Effective design could be salvation for sports retail

Sports fashion retailers are facing a saturated market, and need to use design more effectively to differentiate their offers if they are to maintain credibility with fashionable young customers, according to a new report.

The latest retail report from research consultancy Verdict claims under-performing chains have chosen the wrong balance between a wide product selection and their own personality.

JD Sports, which has disappointed City analysts with its performance, is given as an example. The chain introduced store designs by Judge Gill in 1995 and 1996 in Liverpool and Manchester.

Even chains which have performed well, such as Blacks Leisure Group subsidiary First Sport, lack “a distinctive USP [unique selling point]”, the survey Verdict On Sports Fashion reads.

“Sports fashion retailers will have to grasp the nettle of developing retail brand identities by honing their USPs and adopting differentiation strategies,” according to the report. It describes young sports consumers as “notoriously fickle”.

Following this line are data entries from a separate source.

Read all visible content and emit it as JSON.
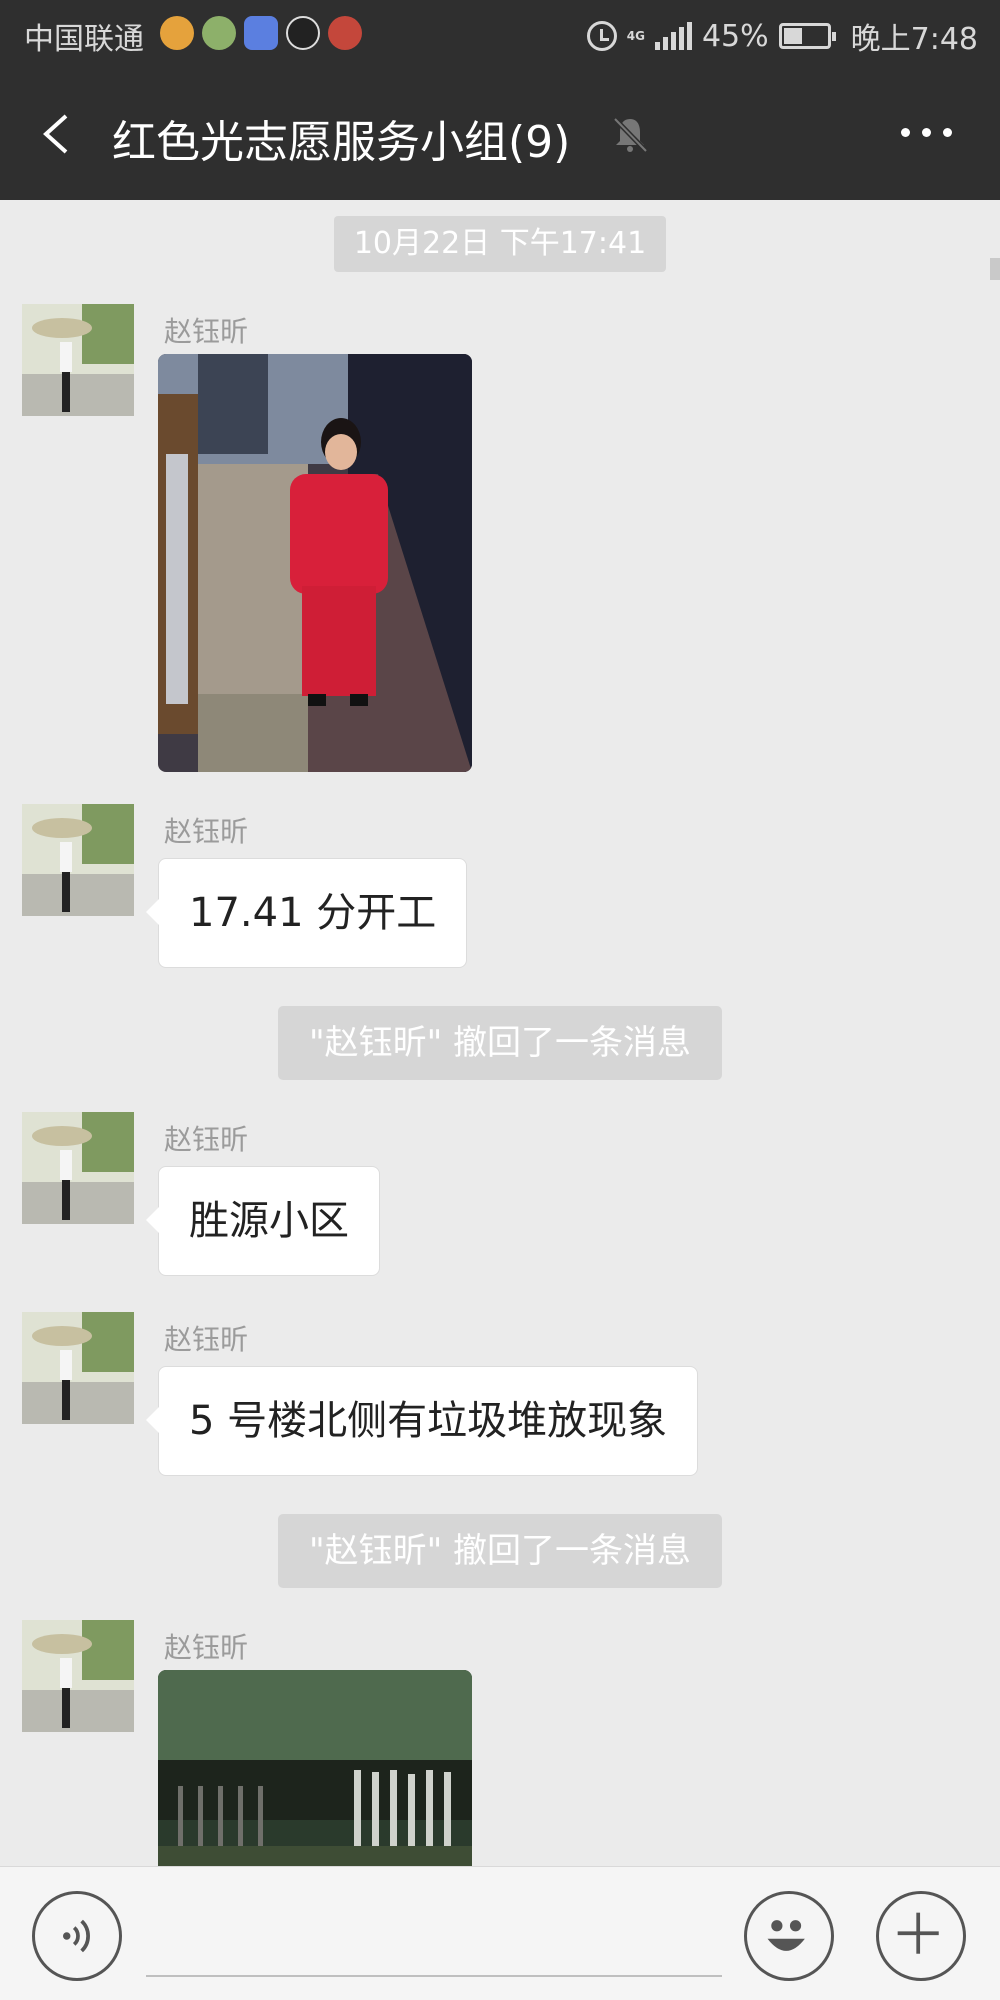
{
  "status_bar": {
    "carrier": "中国联通",
    "app_icon_colors": [
      "#e5a23c",
      "#8db06a",
      "#5b7fe0",
      "#222222",
      "#c4473b"
    ],
    "battery": "45%",
    "time": "晚上7:48",
    "network": "4G"
  },
  "header": {
    "title": "红色光志愿服务小组(9)"
  },
  "chat": {
    "timestamp": "10月22日 下午17:41",
    "messages": [
      {
        "sender": "赵钰昕",
        "type": "image"
      },
      {
        "sender": "赵钰昕",
        "type": "text",
        "text": "17.41 分开工"
      },
      {
        "type": "system",
        "text": "\"赵钰昕\" 撤回了一条消息"
      },
      {
        "sender": "赵钰昕",
        "type": "text",
        "text": "胜源小区"
      },
      {
        "sender": "赵钰昕",
        "type": "text",
        "text": "5 号楼北侧有垃圾堆放现象"
      },
      {
        "type": "system",
        "text": "\"赵钰昕\" 撤回了一条消息"
      },
      {
        "sender": "赵钰昕",
        "type": "image"
      }
    ]
  },
  "colors": {
    "header_bg": "#2f2f2f",
    "chat_bg": "#ebebeb",
    "bubble_bg": "#ffffff",
    "sys_note_bg": "#d6d6d6"
  }
}
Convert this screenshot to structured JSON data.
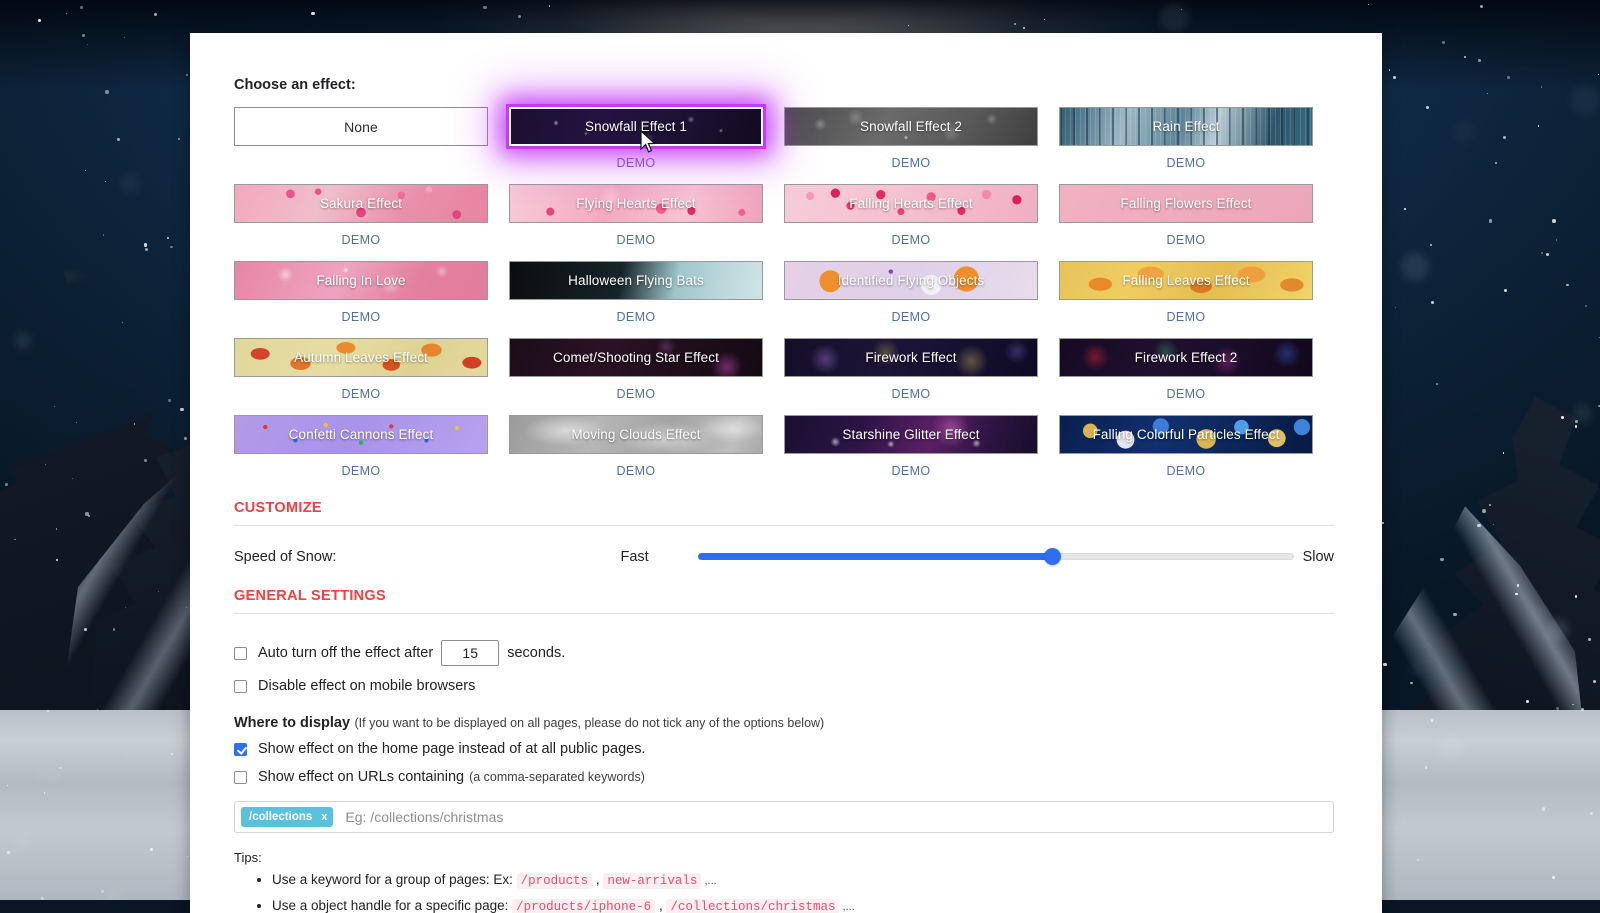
{
  "page": {
    "choose_label": "Choose an effect:",
    "none_label": "None",
    "demo_label": "DEMO"
  },
  "effects": [
    {
      "label": "None",
      "bg": "bg-none",
      "demo": false,
      "selected": false
    },
    {
      "label": "Snowfall Effect 1",
      "bg": "bg-snow1",
      "demo": true,
      "selected": true
    },
    {
      "label": "Snowfall Effect 2",
      "bg": "bg-snow2",
      "demo": true,
      "selected": false
    },
    {
      "label": "Rain Effect",
      "bg": "bg-rain",
      "demo": true,
      "selected": false
    },
    {
      "label": "Sakura Effect",
      "bg": "bg-sakura",
      "demo": true,
      "selected": false
    },
    {
      "label": "Flying Hearts Effect",
      "bg": "bg-hearts-fly",
      "demo": true,
      "selected": false
    },
    {
      "label": "Falling Hearts Effect",
      "bg": "bg-hearts-fall",
      "demo": true,
      "selected": false
    },
    {
      "label": "Falling Flowers Effect",
      "bg": "bg-flowers-fall",
      "demo": true,
      "selected": false
    },
    {
      "label": "Falling In Love",
      "bg": "bg-falling-love",
      "demo": true,
      "selected": false
    },
    {
      "label": "Halloween Flying Bats",
      "bg": "bg-bats",
      "demo": true,
      "selected": false
    },
    {
      "label": "Identified Flying Objects",
      "bg": "bg-ifo",
      "demo": true,
      "selected": false
    },
    {
      "label": "Falling Leaves Effect",
      "bg": "bg-leaves-fall",
      "demo": true,
      "selected": false
    },
    {
      "label": "Autumn Leaves Effect",
      "bg": "bg-autumn",
      "demo": true,
      "selected": false
    },
    {
      "label": "Comet/Shooting Star Effect",
      "bg": "bg-comet",
      "demo": true,
      "selected": false
    },
    {
      "label": "Firework Effect",
      "bg": "bg-firework",
      "demo": true,
      "selected": false
    },
    {
      "label": "Firework Effect 2",
      "bg": "bg-firework2",
      "demo": true,
      "selected": false
    },
    {
      "label": "Confetti Cannons Effect",
      "bg": "bg-confetti",
      "demo": true,
      "selected": false
    },
    {
      "label": "Moving Clouds Effect",
      "bg": "bg-clouds",
      "demo": true,
      "selected": false
    },
    {
      "label": "Starshine Glitter Effect",
      "bg": "bg-starshine",
      "demo": true,
      "selected": false
    },
    {
      "label": "Falling Colorful Particles Effect",
      "bg": "bg-particles",
      "demo": true,
      "selected": false
    }
  ],
  "customize": {
    "header": "CUSTOMIZE",
    "speed_label": "Speed of Snow:",
    "fast_label": "Fast",
    "slow_label": "Slow",
    "slider_percent": 60
  },
  "general": {
    "header": "GENERAL SETTINGS",
    "auto_off_prefix": "Auto turn off the effect after",
    "auto_off_value": "15",
    "auto_off_suffix": "seconds.",
    "auto_off_checked": false,
    "disable_mobile_label": "Disable effect on mobile browsers",
    "disable_mobile_checked": false,
    "where_title": "Where to display",
    "where_note": "(If you want to be displayed on all pages, please do not tick any of the options below)",
    "home_page_label": "Show effect on the home page instead of at all public pages.",
    "home_page_checked": true,
    "urls_label": "Show effect on URLs containing",
    "urls_note": "(a comma-separated keywords)",
    "urls_checked": false,
    "tag_value": "/collections",
    "tag_remove": "x",
    "tag_placeholder": "Eg: /collections/christmas"
  },
  "tips": {
    "title": "Tips:",
    "items": [
      {
        "text": "Use a keyword for a group of pages: Ex:",
        "codes": [
          "/products",
          "new-arrivals"
        ],
        "trail": ",..."
      },
      {
        "text": "Use a object handle for a specific page:",
        "codes": [
          "/products/iphone-6",
          "/collections/christmas"
        ],
        "trail": ",..."
      }
    ]
  },
  "colors": {
    "accent_red": "#fa3c3c",
    "link_blue": "#4e6fa8",
    "slider_blue": "#2f6fed",
    "tag_cyan": "#5bc0de",
    "glow_purple": "#c23bf5",
    "code_pink": "#e0526f"
  }
}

Fitch director Neil Whitehead, who has been involved in developing several fashion retailing concepts, such as Bankrupt Clothing Company, says the increase in outdoor clothing brands such as Jeep and Camel is further complicating the issue. “The retailer will have to work even harder… and know exactly where its area of expertise is,” he says.

The report predicts fewer specialists in sports fashion, and that they will be multiple groups.